Ingat “Manusia dapat menciptakan sejuta alasan untuk menggagalkan impian,
tetapi pasti punya milyaran alasan untuk mencapai impiannya.”
Allah menggunakan kata “pasti” benar adanya,
tidak berlebihan. Allah tidak memberikan janji kosong. Ia pasti memberi apa
yang diminta. Sudah kewajiban Allah. Hanya saja, diri sendiri-lah yang
mengagalkannya.
Bagaimana agar tidak mengagalkan impian ?
Impian (do’a) terdiri dari tiga unsur yaitu
pikiran, perasaan dan tindakan.
Pikiran, terdapat dua unsur pembentuknya. Gambaran
besar dan gambaran kecil. Gambaran besar berisi tentang apa yang diinginkan.

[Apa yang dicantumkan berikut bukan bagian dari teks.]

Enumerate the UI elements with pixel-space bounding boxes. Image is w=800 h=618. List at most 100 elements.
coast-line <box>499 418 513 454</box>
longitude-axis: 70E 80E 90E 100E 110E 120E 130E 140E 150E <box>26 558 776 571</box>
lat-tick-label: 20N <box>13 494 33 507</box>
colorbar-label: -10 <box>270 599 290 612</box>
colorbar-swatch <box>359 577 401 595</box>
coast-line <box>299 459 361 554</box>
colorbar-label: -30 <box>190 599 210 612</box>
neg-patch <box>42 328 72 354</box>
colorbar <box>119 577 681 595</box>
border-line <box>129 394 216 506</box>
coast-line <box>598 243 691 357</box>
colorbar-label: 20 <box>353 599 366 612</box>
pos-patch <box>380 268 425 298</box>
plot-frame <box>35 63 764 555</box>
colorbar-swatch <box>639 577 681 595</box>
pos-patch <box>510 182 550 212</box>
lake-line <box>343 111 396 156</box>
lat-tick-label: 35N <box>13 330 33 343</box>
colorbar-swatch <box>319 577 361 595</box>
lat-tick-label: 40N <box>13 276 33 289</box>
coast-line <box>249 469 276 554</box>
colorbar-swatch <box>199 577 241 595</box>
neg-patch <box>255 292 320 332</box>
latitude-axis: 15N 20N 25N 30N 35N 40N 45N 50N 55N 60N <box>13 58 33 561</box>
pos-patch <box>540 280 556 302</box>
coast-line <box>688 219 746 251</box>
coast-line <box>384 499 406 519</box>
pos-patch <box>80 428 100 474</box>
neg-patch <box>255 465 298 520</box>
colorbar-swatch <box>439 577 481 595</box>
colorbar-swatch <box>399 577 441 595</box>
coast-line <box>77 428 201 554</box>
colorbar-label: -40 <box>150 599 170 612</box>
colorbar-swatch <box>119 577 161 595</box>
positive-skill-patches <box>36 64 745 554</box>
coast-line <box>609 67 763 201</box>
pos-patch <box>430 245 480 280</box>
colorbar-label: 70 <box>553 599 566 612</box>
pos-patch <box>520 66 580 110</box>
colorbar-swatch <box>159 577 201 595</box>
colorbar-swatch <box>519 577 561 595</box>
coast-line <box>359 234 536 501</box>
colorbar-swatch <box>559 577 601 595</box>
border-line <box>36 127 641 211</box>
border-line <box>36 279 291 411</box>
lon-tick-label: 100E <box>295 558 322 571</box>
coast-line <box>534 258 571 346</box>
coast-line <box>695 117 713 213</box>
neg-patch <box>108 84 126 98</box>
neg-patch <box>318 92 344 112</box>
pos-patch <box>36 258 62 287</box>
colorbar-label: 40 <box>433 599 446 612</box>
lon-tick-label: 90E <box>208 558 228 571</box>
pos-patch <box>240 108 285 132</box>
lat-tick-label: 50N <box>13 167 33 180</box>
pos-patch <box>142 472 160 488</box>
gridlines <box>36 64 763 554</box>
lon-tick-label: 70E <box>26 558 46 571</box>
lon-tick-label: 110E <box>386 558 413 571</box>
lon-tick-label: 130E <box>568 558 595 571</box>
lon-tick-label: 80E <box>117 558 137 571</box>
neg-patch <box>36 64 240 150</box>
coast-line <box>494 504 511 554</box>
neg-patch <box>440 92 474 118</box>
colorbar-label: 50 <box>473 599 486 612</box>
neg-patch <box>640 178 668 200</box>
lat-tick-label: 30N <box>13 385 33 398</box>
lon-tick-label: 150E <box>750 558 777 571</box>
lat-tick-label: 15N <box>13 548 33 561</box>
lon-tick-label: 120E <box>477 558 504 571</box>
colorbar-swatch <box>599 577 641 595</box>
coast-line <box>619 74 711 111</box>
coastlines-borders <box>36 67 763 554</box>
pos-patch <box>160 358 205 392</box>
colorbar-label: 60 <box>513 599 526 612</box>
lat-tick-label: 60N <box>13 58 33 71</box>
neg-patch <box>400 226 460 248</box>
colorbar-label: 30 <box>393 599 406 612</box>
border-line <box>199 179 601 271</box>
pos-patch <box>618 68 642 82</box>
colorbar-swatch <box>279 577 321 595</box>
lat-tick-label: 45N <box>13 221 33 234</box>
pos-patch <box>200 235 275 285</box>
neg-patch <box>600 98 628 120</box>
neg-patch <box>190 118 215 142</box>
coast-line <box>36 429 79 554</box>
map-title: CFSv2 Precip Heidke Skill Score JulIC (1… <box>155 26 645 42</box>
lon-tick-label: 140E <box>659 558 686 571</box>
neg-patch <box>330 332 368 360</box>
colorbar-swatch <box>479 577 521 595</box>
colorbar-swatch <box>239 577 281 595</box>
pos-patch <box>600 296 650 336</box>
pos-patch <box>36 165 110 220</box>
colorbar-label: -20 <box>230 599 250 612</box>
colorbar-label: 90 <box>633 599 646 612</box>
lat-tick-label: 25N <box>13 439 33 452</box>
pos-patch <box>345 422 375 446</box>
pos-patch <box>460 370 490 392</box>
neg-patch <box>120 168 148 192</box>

Boleh
rasional (masuk akal) boleh irrasional (tidak masuk akal) yang jelas harus
transformasional (lebih baik dari sebelumnya). Bahkan do’a-do’a di islam
merupakan do’a supertransformasional (hingga akhirat). Gambaran besar impian harus
jelas tercatat di otak, tertulis di buku lebih bagus. Gambaran kecil do’a
langkah-langkah dilakukan untuk mencapai impian tersebut, pada aspek ini harus
rasional. Impian boleh tidak masuk akal, caranya harus masuk akal.
Contoh gambaran besar ingin menjadi anak yang
berbakti kepada orang tua. Gambaran kecil, langkah detil yang dilakukan ?.
Misalnya, menelpon orang tua, mencium dan memeluk hangat orang tua dan
mendo’akan secara detail permasalahan yang sedang dihdapi oleh orang tua, dll.
Contoh lainnya, Gambaran besar ingin punya rumah besar dan mobil bagus pribadi.
Gambaran kecilnya : nyari uangnya darimana, beli bahan bangunannya dimana,
bayarnya bagaimana dsb.
Perasaan, terdapat dua landasan yaitu niat
(intention) dan alasan (reason). Apa niat ingin mencapai impian. Balas dendam,
pamer atau ikhlas tulus ingin memperoleh kebaikan. Alasan terkait dengan dua
hal mencapai kenikmatan atau menghindari sengsara. Alasan dengan mengejar kenikmatan memberikan
peluang bertindak sebesar 20%. Alasan menghindari kesengsaraan memberikan
peluang tindakan sebesar 80%.
Pada tahap ini harus perasaan harus dinetralkan.
Niat dan alasan kita akan mempengaruhi tercapai atau tidaknya impian. Di sinilah
pemikiran dan perasaan bermain. Tahap paling krusial diantara tiga tahap
lainnya. Tahap perasaan akan mempengaruhi tahap bertindak. Semakin tulus, bertindak
semakin damai. Semakin bernafsu, bertindak berantakan.
Baca : mentralkan perasaaan
Terakhir, bertindak. Kekuatan tindakan terdiri
atas du hal yaitu fokus dan disiplin. Impian dan langkah yang sudah tergambar
jelas saat tersusun di pikiran dan perasaan, tindakan berfokus mengeksekusi
rencanan pekerjaan hingga selesai. Fokus
melakukan pekerjaan yang sedang dilakukan. Bertahanlah, lakukan hingga
selesai. Tuntaskan. Sekecil apapun pekerjaannya, jangan ditunda, jangan
diabaikan. Penundaan sekecil apapun, akan berpengaruh besar pada hasilnya. Disiplin
wajib. Pekerjaan (impian) besar tidak bisa dilakukan hanya dalam waktu sehari.
Kebiasaan harian, mingguan dan bulanan menentukan keberhasilan mencapai impian.
Orang tua saja harus displin memberikan kasih saying setiap hari selama ± 20
tahun untk menghasilkan anak yang sholeh/solehah.
Sisi manusiawi akan teruji pada saat bertindak.
Dalam perjalanan mencapai impian, ada faktor penghambat salah satunya nafsu dan
malas. Saat hambatan itu datang, ingat fondasi do’a (pikiran dan perasaan),
intension dan reason. Semakin ikhlas, lebih ringan menghadapi berbagai
tantangan. Jangan sampai diri kita menjadi penggagal impian.